Successes in Gene Therapy: 2017

September 14, 1990.

Anaheim, California: The Seattle Mariners were playing the California Angels. In the first inning, Ken Griffey Sr. hits a home run to center. Next at bat, his son Ken Griffey Jr. hits a home run to left center, becoming the first father-son duo to hit back-to-back home runs in a major league game.

New York, New York: Madison Square Garden is packed as the Grateful Dead kick off the first of six shows in NYC as part of their tour. The set starts off with Feel Like a Stranger and ends with U.S. Blues.

Bethesda, Maryland: Four-year-old Ashanti DeSilva lies on a bed in the National Institutes of Health’s Clinical Center. Diagnosed with adenosine deaminase severe combined immunodeficiency (ADA-SCID), and no longer responding to PEG-ADA, Ashanti becomes the first patient treated with gene therapy.

Twenty-seven years have since passed, and while Ken Griffey is now retired and Grateful Dead is winding down as Dead and Company, gene therapy is on a remarkable upward trajectory. 2017 is clearly the year when decades of work are finally coming to fruition.

The Ernest Beutler Lecture and Prize was fittingly awarded at the 2017 ASH Annual Meeting to Luigi Naldini and Marina Cavazzana who have been pioneers in driving the field of gene therapy forward. Their lectures eloquently highlighted the long scientific and clinical pursuit that has led to the successes we are seeing today. Patients with ADA-SCID, X-SCID, metachromatic leukodystrophy, Wiskott-Aldrich syndrome, Beta-thalassemia, and other diseases have been treated because of the continued pursuit to advance gene therapies.

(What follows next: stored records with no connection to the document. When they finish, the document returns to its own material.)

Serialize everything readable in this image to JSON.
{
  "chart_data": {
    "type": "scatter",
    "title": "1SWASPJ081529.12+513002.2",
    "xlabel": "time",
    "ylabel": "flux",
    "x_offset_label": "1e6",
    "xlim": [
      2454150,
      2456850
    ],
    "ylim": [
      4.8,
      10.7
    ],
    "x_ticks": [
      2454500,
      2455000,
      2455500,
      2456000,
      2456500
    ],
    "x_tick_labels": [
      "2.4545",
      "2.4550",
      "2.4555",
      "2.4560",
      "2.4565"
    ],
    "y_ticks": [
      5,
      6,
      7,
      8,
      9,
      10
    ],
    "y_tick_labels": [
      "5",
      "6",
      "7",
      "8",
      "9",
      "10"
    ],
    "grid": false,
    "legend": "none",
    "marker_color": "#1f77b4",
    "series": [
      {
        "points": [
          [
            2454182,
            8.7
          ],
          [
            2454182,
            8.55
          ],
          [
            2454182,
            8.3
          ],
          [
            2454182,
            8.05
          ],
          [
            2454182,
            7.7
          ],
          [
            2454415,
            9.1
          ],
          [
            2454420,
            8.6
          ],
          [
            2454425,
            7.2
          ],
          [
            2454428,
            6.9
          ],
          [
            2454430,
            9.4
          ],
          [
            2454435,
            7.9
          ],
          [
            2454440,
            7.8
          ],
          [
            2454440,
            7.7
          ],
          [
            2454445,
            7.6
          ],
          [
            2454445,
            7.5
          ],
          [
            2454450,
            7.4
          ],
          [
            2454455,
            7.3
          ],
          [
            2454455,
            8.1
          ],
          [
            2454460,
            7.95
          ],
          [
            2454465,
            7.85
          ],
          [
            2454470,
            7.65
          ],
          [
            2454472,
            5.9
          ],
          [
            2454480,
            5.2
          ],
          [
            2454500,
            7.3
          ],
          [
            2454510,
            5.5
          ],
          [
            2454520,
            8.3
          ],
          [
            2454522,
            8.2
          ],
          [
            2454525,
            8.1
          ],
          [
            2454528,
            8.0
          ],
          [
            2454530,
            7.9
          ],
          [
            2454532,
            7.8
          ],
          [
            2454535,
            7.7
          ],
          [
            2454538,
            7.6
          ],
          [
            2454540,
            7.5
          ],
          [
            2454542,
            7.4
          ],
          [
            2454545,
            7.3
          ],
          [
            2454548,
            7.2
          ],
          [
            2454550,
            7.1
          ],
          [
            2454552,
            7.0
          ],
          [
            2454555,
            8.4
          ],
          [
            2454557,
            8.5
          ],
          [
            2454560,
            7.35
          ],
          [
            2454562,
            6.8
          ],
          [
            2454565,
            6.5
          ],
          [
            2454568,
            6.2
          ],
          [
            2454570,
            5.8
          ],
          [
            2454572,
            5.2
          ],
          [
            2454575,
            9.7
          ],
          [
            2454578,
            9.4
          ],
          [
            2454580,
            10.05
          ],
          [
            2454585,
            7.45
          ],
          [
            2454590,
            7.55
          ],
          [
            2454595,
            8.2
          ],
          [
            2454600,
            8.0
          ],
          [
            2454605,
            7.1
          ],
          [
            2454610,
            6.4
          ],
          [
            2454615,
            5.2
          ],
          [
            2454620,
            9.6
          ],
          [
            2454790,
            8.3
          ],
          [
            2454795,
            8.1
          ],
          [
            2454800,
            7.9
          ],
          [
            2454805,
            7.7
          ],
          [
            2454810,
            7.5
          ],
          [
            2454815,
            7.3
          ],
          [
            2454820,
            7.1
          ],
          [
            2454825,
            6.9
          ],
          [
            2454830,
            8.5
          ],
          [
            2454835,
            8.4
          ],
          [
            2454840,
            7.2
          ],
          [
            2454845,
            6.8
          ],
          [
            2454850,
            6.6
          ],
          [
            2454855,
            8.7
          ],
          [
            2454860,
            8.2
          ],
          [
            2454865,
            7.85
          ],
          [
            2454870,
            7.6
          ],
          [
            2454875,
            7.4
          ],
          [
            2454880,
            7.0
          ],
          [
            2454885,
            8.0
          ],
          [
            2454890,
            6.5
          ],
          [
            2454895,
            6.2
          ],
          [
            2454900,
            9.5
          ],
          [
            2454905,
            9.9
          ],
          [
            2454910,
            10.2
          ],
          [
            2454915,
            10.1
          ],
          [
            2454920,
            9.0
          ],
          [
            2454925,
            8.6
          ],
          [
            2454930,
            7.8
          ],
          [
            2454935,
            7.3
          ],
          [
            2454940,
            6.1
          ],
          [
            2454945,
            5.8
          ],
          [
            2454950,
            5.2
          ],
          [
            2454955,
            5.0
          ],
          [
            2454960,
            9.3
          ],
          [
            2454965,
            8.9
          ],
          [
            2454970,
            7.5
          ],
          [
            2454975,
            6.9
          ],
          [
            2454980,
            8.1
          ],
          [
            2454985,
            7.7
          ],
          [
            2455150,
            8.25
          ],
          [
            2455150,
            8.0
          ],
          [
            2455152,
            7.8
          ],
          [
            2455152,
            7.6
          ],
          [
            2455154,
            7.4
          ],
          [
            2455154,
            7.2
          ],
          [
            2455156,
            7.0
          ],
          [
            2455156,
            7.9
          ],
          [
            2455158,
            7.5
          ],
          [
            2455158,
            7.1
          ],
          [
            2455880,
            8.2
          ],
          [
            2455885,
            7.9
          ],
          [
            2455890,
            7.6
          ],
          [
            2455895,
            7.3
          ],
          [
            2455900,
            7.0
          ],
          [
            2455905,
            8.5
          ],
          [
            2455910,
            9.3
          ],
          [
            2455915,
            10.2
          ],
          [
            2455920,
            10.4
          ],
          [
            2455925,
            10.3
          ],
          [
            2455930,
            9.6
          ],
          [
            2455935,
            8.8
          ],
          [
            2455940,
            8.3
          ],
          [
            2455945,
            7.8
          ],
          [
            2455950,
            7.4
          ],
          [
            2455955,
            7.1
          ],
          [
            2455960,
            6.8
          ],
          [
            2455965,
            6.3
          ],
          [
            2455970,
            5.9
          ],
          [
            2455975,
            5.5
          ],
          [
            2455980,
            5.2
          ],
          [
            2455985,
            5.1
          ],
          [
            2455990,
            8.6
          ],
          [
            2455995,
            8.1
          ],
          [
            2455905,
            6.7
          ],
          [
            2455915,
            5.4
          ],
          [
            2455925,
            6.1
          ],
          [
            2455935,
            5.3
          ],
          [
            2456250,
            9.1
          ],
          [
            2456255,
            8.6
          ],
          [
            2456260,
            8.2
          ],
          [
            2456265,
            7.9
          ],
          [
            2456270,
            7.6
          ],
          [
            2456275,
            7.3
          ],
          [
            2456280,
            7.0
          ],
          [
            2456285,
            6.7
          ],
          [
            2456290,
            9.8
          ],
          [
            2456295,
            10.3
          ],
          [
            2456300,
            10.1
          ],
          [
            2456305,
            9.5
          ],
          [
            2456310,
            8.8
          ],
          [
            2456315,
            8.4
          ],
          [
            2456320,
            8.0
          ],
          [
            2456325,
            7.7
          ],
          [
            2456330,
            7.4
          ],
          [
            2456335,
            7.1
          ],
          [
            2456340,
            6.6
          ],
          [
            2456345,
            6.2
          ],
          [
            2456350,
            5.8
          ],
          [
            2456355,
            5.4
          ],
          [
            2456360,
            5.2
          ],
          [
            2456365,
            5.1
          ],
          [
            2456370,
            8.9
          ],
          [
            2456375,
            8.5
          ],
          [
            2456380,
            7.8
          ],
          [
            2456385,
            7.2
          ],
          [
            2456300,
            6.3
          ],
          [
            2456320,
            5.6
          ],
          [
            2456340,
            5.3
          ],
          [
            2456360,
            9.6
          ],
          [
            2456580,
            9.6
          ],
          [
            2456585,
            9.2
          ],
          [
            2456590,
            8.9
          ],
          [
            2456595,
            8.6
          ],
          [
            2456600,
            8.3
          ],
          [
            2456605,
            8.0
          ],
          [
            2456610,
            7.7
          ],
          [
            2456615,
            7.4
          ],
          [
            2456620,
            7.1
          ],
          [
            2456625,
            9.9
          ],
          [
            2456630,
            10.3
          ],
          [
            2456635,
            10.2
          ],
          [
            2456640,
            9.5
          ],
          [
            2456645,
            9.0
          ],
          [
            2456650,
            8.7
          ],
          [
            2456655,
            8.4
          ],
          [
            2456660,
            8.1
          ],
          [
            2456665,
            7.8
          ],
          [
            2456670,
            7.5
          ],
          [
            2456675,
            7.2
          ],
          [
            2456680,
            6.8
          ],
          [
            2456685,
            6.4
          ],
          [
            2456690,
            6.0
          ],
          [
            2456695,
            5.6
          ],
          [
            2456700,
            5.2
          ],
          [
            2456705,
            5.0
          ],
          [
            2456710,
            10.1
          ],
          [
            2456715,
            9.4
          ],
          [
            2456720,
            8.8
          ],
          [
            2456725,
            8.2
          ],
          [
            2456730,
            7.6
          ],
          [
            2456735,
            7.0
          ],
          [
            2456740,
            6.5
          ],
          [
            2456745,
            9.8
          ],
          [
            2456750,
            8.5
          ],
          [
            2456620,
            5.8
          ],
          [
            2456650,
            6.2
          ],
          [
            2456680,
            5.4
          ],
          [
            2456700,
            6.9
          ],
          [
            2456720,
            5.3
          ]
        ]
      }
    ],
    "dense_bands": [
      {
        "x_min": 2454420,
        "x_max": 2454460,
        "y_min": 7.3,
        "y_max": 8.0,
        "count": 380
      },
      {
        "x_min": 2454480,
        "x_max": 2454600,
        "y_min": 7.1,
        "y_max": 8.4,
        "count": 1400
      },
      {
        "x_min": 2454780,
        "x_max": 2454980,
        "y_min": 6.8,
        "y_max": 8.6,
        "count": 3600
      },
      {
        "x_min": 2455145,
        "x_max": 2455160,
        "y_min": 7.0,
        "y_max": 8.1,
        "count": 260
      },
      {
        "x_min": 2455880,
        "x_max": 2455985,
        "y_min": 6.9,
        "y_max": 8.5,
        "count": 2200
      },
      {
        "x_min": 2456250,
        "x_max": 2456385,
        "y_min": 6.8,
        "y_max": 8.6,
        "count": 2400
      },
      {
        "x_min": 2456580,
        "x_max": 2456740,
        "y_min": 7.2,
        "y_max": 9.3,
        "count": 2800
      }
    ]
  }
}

The first hematologic gene therapy approval took place in Europe in 2016 with Strimvelis for the treatment of ADA-SCID. In 2017, the first two patients were treated with the commercial product, a remarkable achievement for this year on its own. However, there have now been three gene therapies approved in the United States in 2017. Kymriah, a chimeric antigen receptor T cell (CAR-T) therapy for acute lymphoblastic leukemia; Yescarta, a CAR-T therapy for non-hodgkin’s lymphoma, and Luxturna, an adeno-associated virus (AAV) to correct RPE65 mutations that cause retinal dystrophy.

These clinical approvals pave the way for a wide variety of gene therapies that have made significant steps towards clinical use in the past year. At the 2017 ASH Annual Meeting, clinical data on other AAV products for hemophilia A^1,2  and hemophilia B³  were presented. New gene therapy approaches in X-SCID using self-inactivating virus and mild conditioning have shown promising results in generating multi-lineage chimerism.⁴  Advanced follow-up of patients treated with a lentiviral gene therapy for beta-thalassemia are showing evidence of transfusion independence in 2017,⁵  and advances in gene-modified cell delivery directly into the bones may increase the efficacy of gene therapy for beta-thalassemia⁶  and other diseases. As vector development and conditioning regimens continue to improve, gene therapy in sickle cell disease is also beginning to take shape in 2017.⁷  CAR-T therapies, which use gene therapy techniques to add the chimeric receptor, were so prominent in the 2017 meeting it is impractical to highlight them all here. Hematologists are also leading the way in using gene modified hematopoietic stem cells to treat non-hematologic disorders, such as the phase 2 to 3 data published this past year treating patients with cerebral leukodystrophy.⁸ 

As this 2018 edition of The Hematologist hits our readers’ mailboxes, these are the advances I am looking forward to this year. In hematopoietic stem cell therapies, integrating lentiviruses are leading the way, but I expect considerable advances at the pre-clinical or clinical stages of gene editing techniques using CRISPR-cas9 to be headliners at the 2018 meeting. More follow-up, and importantly, larger cohorts of patients across all the diseases discussed above will happen over the next year, and 2018 may be a time when “curative therapy” is attached to more of these strategies. Finally, this year will see a lot of talk about the cost of this new class of medicine – a lot of talk. Clinics providing these new therapies will struggle with costs, patients will have access issues, and ever-increasing ingenuity with reimbursement/payment/money-back guarantees will be constantly in the news. These are important issues, but my hope is that these issues do not distract us from what we are witnessing in our field. Dogged determination in the laboratory and the clinic are leading to incredible results for patients. The first gene therapy approval in the U.S., followed by two more in the same year, seems to be one for the record books, just like father and son back-to-back home runs.